He never told me what exactly it was that had bothered him to a point that reached critical mass, and because I didn't want to make him feel any worse than he already did, I didn't ask. It appears he was worried he had disappointed me by making me leave the movie -- and though that's true, I can't really help that and I really don't think I let on. My first instinct may have been to salvage the viewing experience, but my next was to be there for my son, and I really don't think my demeanor suggested I was put out by it.
So Elemental would have been the right choice, right?
Not so fast. Then the next night at dinner, my wife mentioned the school program during the school holidays and how they'd be going to Elemental. He didn't look too pleased by the idea.
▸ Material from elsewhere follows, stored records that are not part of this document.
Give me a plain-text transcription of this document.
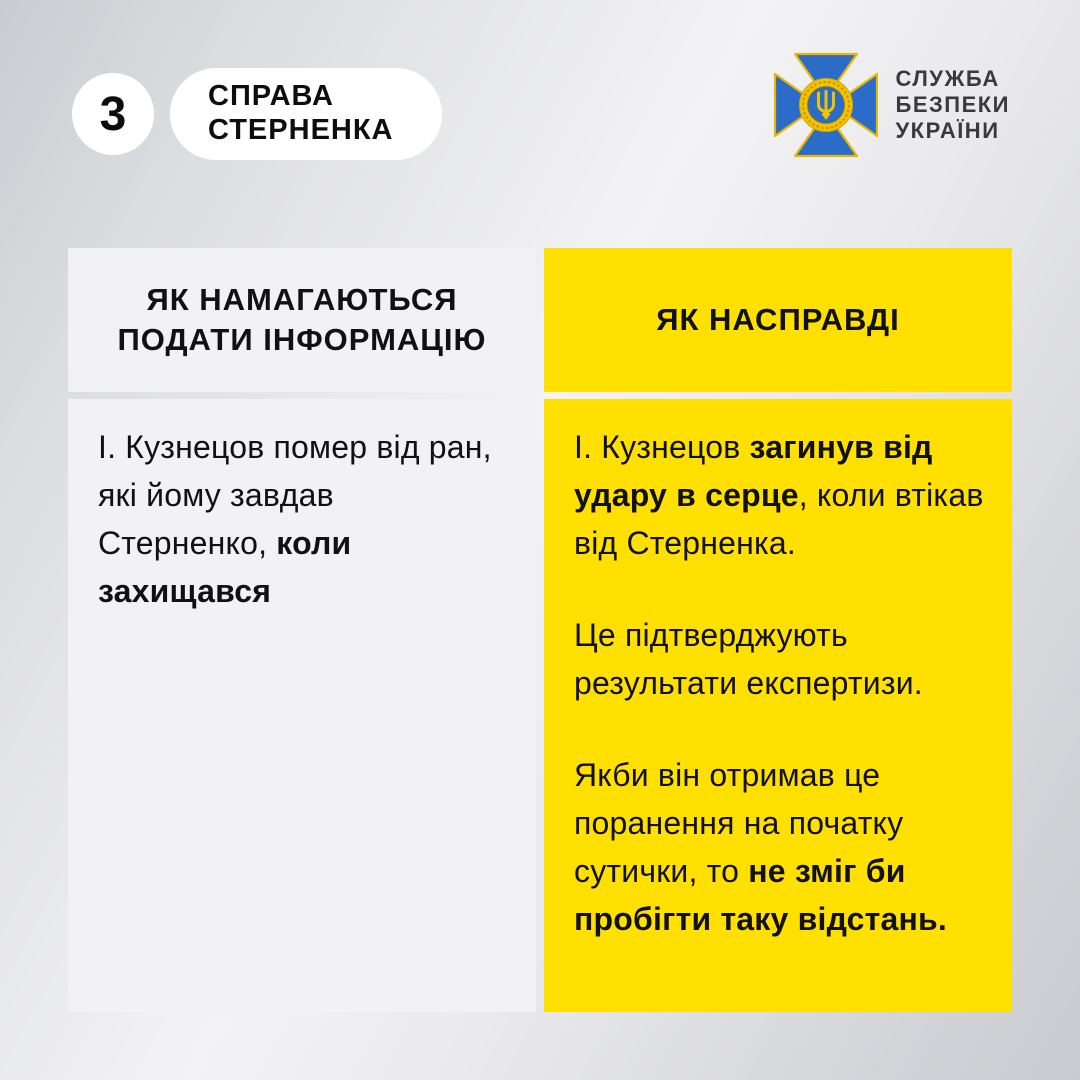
3	СПРАВА
СТЕРНЕНКА
СЛУЖБА
БЕЗПЕКИ
УКРАЇНИ
ЯК НАМАГАЮТЬСЯ ПОДАТИ ІНФОРМАЦІЮ

І. Кузнецов помер від ран, які йому завдав Стерненко, коли захищався

ЯК НАСПРАВДІ

І. Кузнецов загинув від удару в серце, коли втікав від Стерненка.

Це підтверджують результати експертизи.

Якби він отримав це поранення на початку сутички, то не зміг би пробігти таку відстань.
Apparently some friends had seen it this weekend and they told him it was "really bad," and that "everyone was kissing," or something like that.
So if neither Elemental nor The Flash is the right movie for this son, what is?
You may recall that this is the same son who was supposed to see Spider-Man: Across the Spider-Verse with some friends the first weekend it was out, with me as their chaperone. Those kids ended up getting sick, which is when he bowed out so he could go with them on another day while I went that night with my older son. Poor kid, he probably didn't figure the option to go was never going to come up again -- but I gotta say, that movie wore me out enough that I don't really think I can sit through it again.
So now, neither Elemental nor The Flash may get reviewed on my site at all, depending on how the rest of this week goes. Instead of those two top prospects with You Hurt My Feelings as a promising third, on Sunday night I watched and reviewed ... Extraction 2 on Netflix. (Which I liked quite a bit, actually. You can read the review here.)
Hey, gotta feed that hypothetical audience.